第56話 銀を以て赤を散らす
「サン坊!しっかりしなサン坊!」
「ぐ……」
数度咳き込んだ後、サンダルフォンは冷ややかな視線を向けてくるパンフィリカを忌々しげに睨み付ける。
「……テスタ婆、あいつも亡霊……なんだよな……?」
「残念ながら違うよ」
「そうか……それは、最悪だな……」
壁に叩きつけられた時に落とした双剣を拾い上げ、サンダルフォンは深呼吸をする。
「良い顔になってきたではないか、モーリエの狩人よ」
「……そりゃどうも」
「屠り甲斐が出てきたのは実に喜ばしいことだ」
邪悪な笑みを浮かべながらパンフィリカは赤いレイピアの切っ先をサンダルフォンに向ける。

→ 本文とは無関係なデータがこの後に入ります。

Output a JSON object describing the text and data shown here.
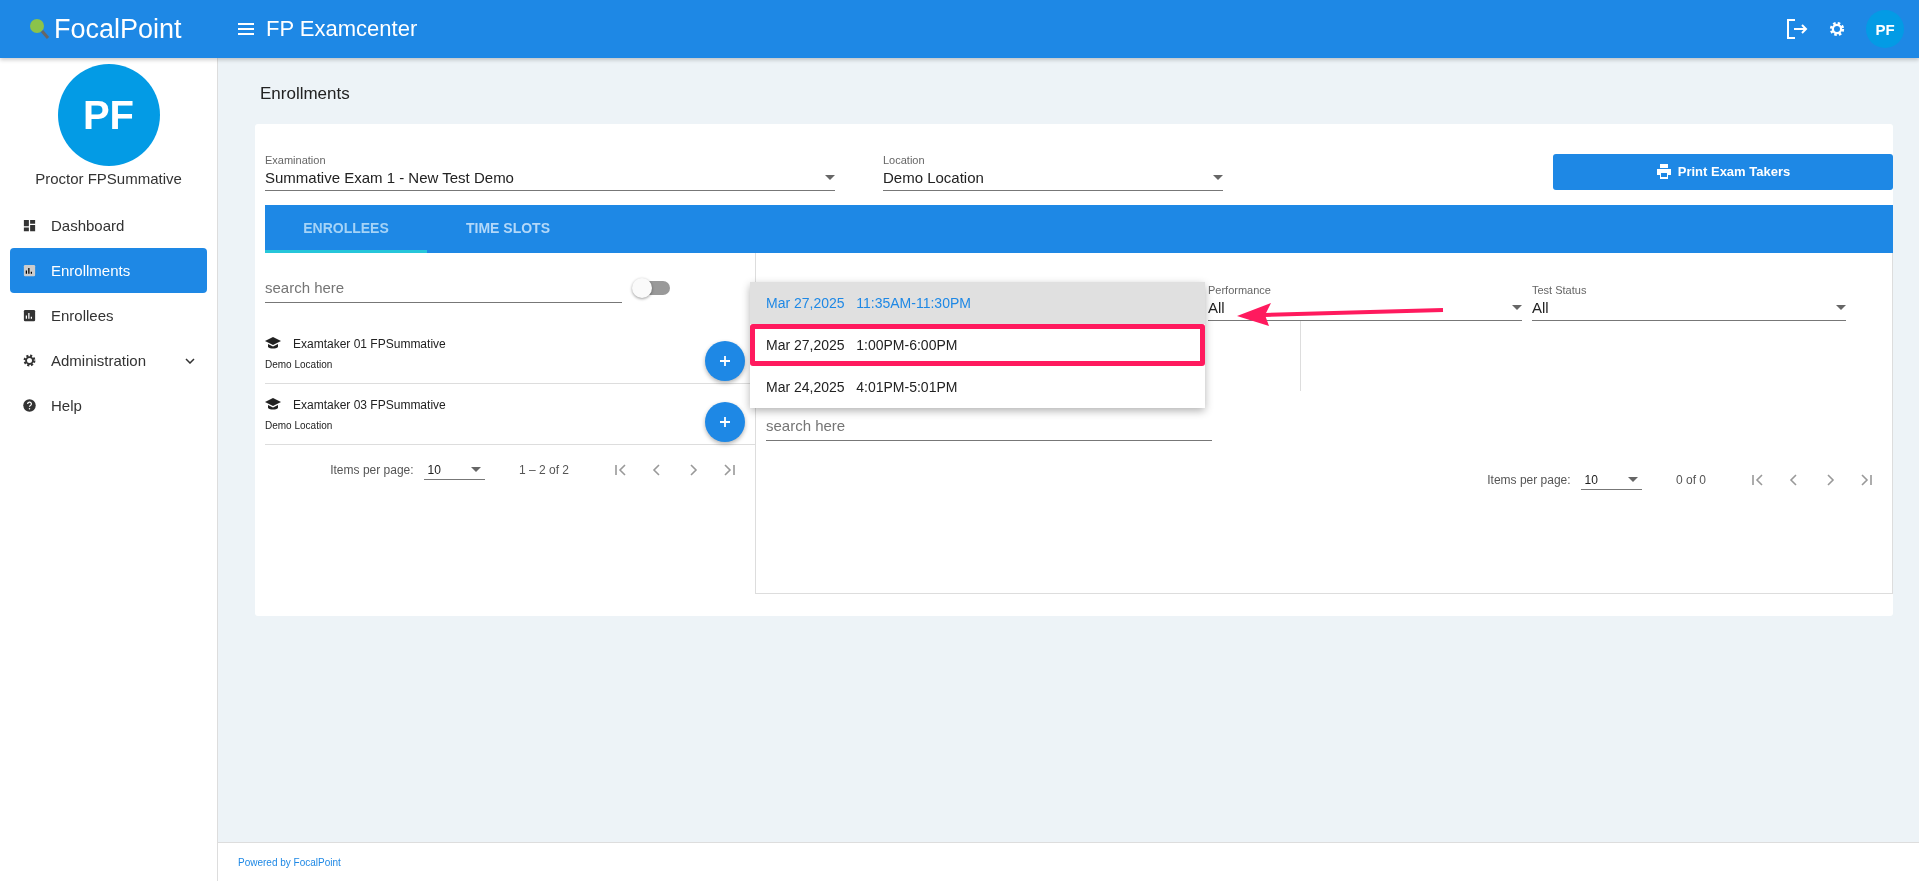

「その首を手土産に今一度人間どもに宣戦布告をしてやろうぞ!」
「生憎だがな、お前の野望が叶うことは無いぞ」
そう宣言した後、サンダルフォンは双剣を構え直す。
「お前は俺に討たれて、終わるんだからな」
「──やれるものならやってみよ」
銀と赤の刃が数度交錯した後、パンフィリカの頭上に氷塊が出現する。
「白銀の司より授かった祝福か!」
「ああそうさね!」
自分を押し潰さんとする氷塊を容易く両断した後、追い討ちとばかりに床から生えてきた氷柱も斬り伏せてパンフィリカは笑う。

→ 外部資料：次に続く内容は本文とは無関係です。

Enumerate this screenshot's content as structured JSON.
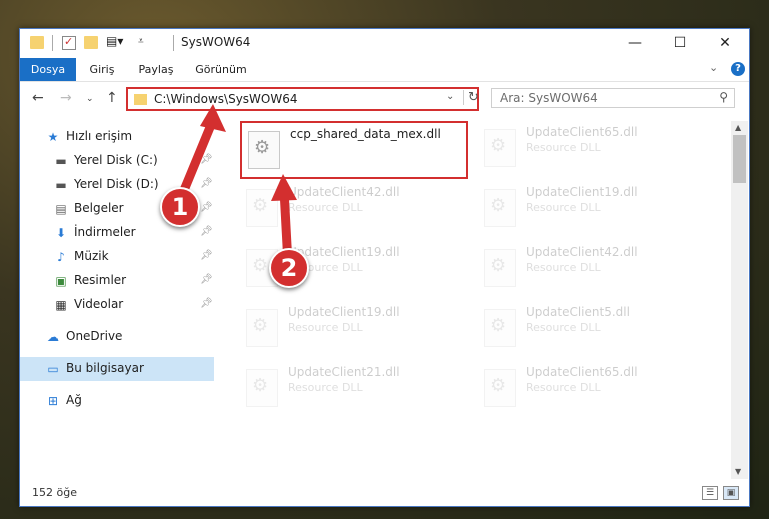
{
  "window": {
    "title": "SysWOW64",
    "controls": {
      "minimize": "—",
      "maximize": "☐",
      "close": "✕"
    }
  },
  "ribbon": {
    "tabs": [
      "Dosya",
      "Giriş",
      "Paylaş",
      "Görünüm"
    ],
    "help": "?"
  },
  "address": {
    "path": "C:\\Windows\\SysWOW64",
    "search_placeholder": "Ara: SysWOW64"
  },
  "sidebar": {
    "items": [
      {
        "label": "Hızlı erişim",
        "icon": "star-icon",
        "pinned": false
      },
      {
        "label": "Yerel Disk (C:)",
        "icon": "drive-icon",
        "pinned": true
      },
      {
        "label": "Yerel Disk (D:)",
        "icon": "drive-icon",
        "pinned": true
      },
      {
        "label": "Belgeler",
        "icon": "document-icon",
        "pinned": true
      },
      {
        "label": "İndirmeler",
        "icon": "download-icon",
        "pinned": true
      },
      {
        "label": "Müzik",
        "icon": "music-icon",
        "pinned": true
      },
      {
        "label": "Resimler",
        "icon": "picture-icon",
        "pinned": true
      },
      {
        "label": "Videolar",
        "icon": "video-icon",
        "pinned": true
      },
      {
        "label": "OneDrive",
        "icon": "cloud-icon",
        "pinned": false
      },
      {
        "label": "Bu bilgisayar",
        "icon": "computer-icon",
        "pinned": false,
        "selected": true
      },
      {
        "label": "Ağ",
        "icon": "network-icon",
        "pinned": false
      }
    ]
  },
  "files": [
    {
      "name": "ccp_shared_data_mex.dll",
      "type": ""
    },
    {
      "name": "UpdateClient65.dll",
      "type": "Resource DLL"
    },
    {
      "name": "UpdateClient42.dll",
      "type": "Resource DLL"
    },
    {
      "name": "UpdateClient19.dll",
      "type": "Resource DLL"
    },
    {
      "name": "UpdateClient19.dll",
      "type": "Resource DLL"
    },
    {
      "name": "UpdateClient42.dll",
      "type": "Resource DLL"
    },
    {
      "name": "UpdateClient19.dll",
      "type": "Resource DLL"
    },
    {
      "name": "UpdateClient5.dll",
      "type": "Resource DLL"
    },
    {
      "name": "UpdateClient21.dll",
      "type": "Resource DLL"
    },
    {
      "name": "UpdateClient65.dll",
      "type": "Resource DLL"
    }
  ],
  "status": {
    "item_count": "152 öğe"
  },
  "callouts": [
    "1",
    "2"
  ],
  "colors": {
    "accent": "#1a6fc6",
    "highlight": "#d32f2f",
    "selected_bg": "#cce4f7"
  }
}
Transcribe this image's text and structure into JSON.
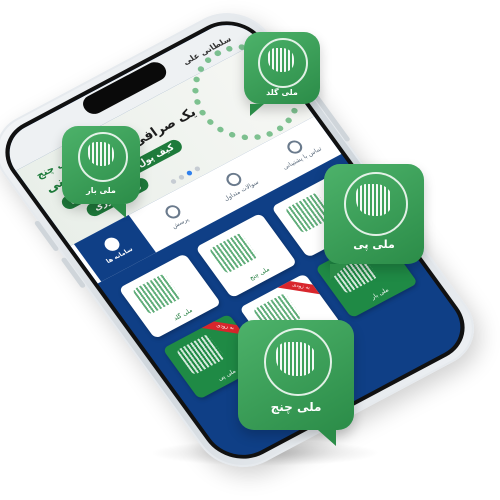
{
  "app": {
    "user_label": "سلطانی علی",
    "banner": {
      "brand": "ملی چنج",
      "title_prefix": "یک صرافی",
      "title_highlight": "دوست داشتنی",
      "pill_1": "کیف پول اختصاصی رایگان",
      "pill_2": "واریز فوری"
    },
    "carousel_pages": 4,
    "carousel_active": 2,
    "tabs": [
      {
        "label": "سامانه ها",
        "active": true,
        "icon": "grid-icon"
      },
      {
        "label": "پرسش",
        "active": false,
        "icon": "question-icon"
      },
      {
        "label": "سوالات متداول",
        "active": false,
        "icon": "faq-icon"
      },
      {
        "label": "تماس با پشتیبانی",
        "active": false,
        "icon": "phone-icon"
      }
    ],
    "cards": [
      {
        "label": "ملی گلد",
        "style": "white",
        "ribbon": ""
      },
      {
        "label": "ملی چنج",
        "style": "white",
        "ribbon": ""
      },
      {
        "label": "ملی بار",
        "style": "white",
        "ribbon": ""
      },
      {
        "label": "ملی پی",
        "style": "green",
        "ribbon": "به زودی"
      },
      {
        "label": "ملی پی",
        "style": "white",
        "ribbon": "به زودی"
      },
      {
        "label": "ملی بار",
        "style": "green",
        "ribbon": "به زودی"
      }
    ]
  },
  "badges": {
    "top_right": "ملی گلد",
    "left": "ملی بار",
    "right": "ملی پی",
    "bottom": "ملی چنج"
  },
  "colors": {
    "brand_green": "#2b8c48",
    "screen_blue": "#0f3f86",
    "ribbon_red": "#d8262c"
  }
}
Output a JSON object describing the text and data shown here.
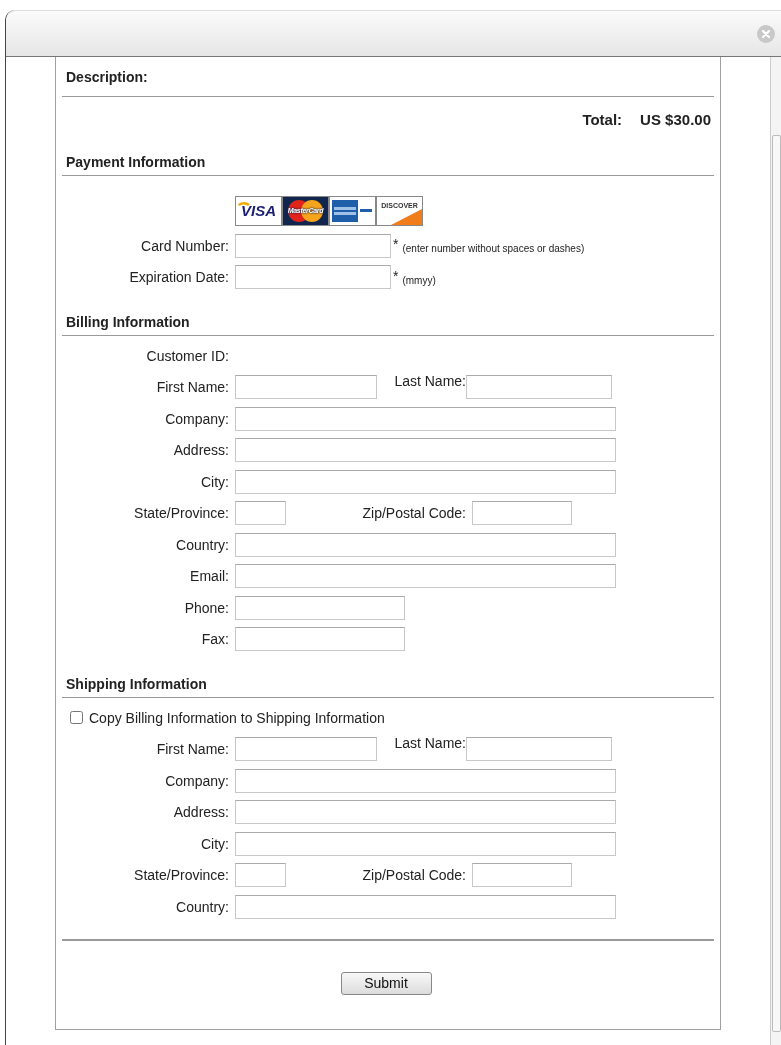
{
  "description_label": "Description:",
  "total": {
    "label": "Total:",
    "value": "US $30.00"
  },
  "sections": [
    {
      "title": "Payment Information",
      "card_logos": [
        {
          "kind": "visa",
          "label": "VISA"
        },
        {
          "kind": "mastercard",
          "label": "MasterCard"
        },
        {
          "kind": "amex"
        },
        {
          "kind": "discover",
          "label": "DISCOVER"
        }
      ],
      "rows": [
        {
          "kind": "card",
          "label": "Card Number:",
          "mark": "*",
          "hint": "(enter number without spaces or dashes)"
        },
        {
          "kind": "card",
          "label": "Expiration Date:",
          "mark": "*",
          "hint": "(mmyy)"
        }
      ]
    },
    {
      "title": "Billing Information",
      "rows": [
        {
          "kind": "text",
          "label": "Customer ID:"
        },
        {
          "kind": "names",
          "label": "First Name:",
          "label2": "Last Name:"
        },
        {
          "kind": "wide",
          "label": "Company:"
        },
        {
          "kind": "wide",
          "label": "Address:"
        },
        {
          "kind": "wide",
          "label": "City:"
        },
        {
          "kind": "place",
          "label": "State/Province:",
          "label2": "Zip/Postal Code:"
        },
        {
          "kind": "wide",
          "label": "Country:"
        },
        {
          "kind": "wide",
          "label": "Email:"
        },
        {
          "kind": "short",
          "label": "Phone:"
        },
        {
          "kind": "short",
          "label": "Fax:"
        }
      ]
    },
    {
      "title": "Shipping Information",
      "rows": [
        {
          "kind": "checkbox",
          "label": "Copy Billing Information to Shipping Information",
          "checked": false
        },
        {
          "kind": "names",
          "label": "First Name:",
          "label2": "Last Name:"
        },
        {
          "kind": "wide",
          "label": "Company:"
        },
        {
          "kind": "wide",
          "label": "Address:"
        },
        {
          "kind": "wide",
          "label": "City:"
        },
        {
          "kind": "place",
          "label": "State/Province:",
          "label2": "Zip/Postal Code:"
        },
        {
          "kind": "wide",
          "label": "Country:"
        }
      ]
    }
  ],
  "submit": "Submit"
}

「手緩いぞ!妾を仕留めたくば冬の災禍を再現してみせよ!」
「あのお偉いさんでもなきゃやれないことを軽々しく要求しないでもらいたいねぇ!」
「じゃあ吹雪は起こせるか?」
一瞬考え込んだ後、テスタメントはサンダルフォンの問いに対する答えを述べる。
「目眩ましくらいにしか使えないけど、それで良いのかい?」
「十分だ」
にやりと笑みを浮かべ、サンダルフォンは地面を蹴る。
「如何様な小細工を弄そうとも!」
また数度刃を交えた後、テスタメントがキーワードを叫ぶ。
「"凍えろ"!」
「見え透いた真似を!」
視界を阻む吹雪を回転斬りで薙ぎ払った後、パンフィリカは赤いレイピアを突き出す。
「──ほう、」
自分の胸と紅い薔薇を貫く銀の刃を一瞥した後、パンフィリカはサンダルフォンに微笑みかける。
「敢えて蛮勇を選んだか、モーリエの狩人よ」
「……勝手に言ってろ」
こめかみから止めどなく流れ落ちる血に不快感を覚えつつもサンダルフォンは剣を引き抜き、鞘に収める。

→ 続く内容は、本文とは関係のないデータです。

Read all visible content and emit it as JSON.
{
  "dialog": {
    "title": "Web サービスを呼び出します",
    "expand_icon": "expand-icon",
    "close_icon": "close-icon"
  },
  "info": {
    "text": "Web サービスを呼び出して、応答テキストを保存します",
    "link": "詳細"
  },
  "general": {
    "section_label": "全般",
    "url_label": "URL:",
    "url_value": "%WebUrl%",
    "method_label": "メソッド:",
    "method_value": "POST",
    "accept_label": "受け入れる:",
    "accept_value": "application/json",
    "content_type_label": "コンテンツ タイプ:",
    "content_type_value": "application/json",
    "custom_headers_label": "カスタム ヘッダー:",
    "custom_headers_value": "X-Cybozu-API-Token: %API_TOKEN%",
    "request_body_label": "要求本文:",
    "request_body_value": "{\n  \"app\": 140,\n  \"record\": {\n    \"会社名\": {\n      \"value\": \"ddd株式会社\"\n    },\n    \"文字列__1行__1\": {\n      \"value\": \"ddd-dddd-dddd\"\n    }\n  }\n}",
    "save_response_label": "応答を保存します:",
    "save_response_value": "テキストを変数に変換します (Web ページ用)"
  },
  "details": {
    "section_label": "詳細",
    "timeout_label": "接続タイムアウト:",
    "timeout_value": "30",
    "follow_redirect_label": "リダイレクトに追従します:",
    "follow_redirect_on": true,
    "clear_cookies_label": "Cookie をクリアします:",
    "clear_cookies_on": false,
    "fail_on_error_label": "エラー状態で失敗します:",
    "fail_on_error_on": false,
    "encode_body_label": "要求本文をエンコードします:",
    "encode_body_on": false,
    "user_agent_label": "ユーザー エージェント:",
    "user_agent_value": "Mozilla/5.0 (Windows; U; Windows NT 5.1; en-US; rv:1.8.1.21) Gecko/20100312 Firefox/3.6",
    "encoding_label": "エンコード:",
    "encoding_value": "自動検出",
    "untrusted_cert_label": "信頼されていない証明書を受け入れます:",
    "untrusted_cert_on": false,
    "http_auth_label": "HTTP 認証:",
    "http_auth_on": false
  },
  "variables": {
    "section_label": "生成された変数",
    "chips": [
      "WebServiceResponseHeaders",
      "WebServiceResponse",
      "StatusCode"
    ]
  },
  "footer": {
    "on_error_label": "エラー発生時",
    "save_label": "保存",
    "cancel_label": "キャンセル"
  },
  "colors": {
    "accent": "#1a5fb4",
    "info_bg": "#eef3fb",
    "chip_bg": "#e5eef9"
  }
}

「何をどうやろうと、最後まで生き残った方が勝者になるんだよ」
「真理だな」
笑みを崩さぬままパンフィリカが塵に変じた後、激しい揺れが起きる。
「どうやら魔城が崩壊を始めたようだね」
「さすがにもう開くようになってるよな……?」
不安を口にしつつサンダルフォンは赤い薔薇の装飾が施された扉のドアノブに手をかける。
「──ご苦労様」
誰のものか分からない声が響いた直後、サンダルフォンは魔城の外──イフティミアの工房前に飛ばされた。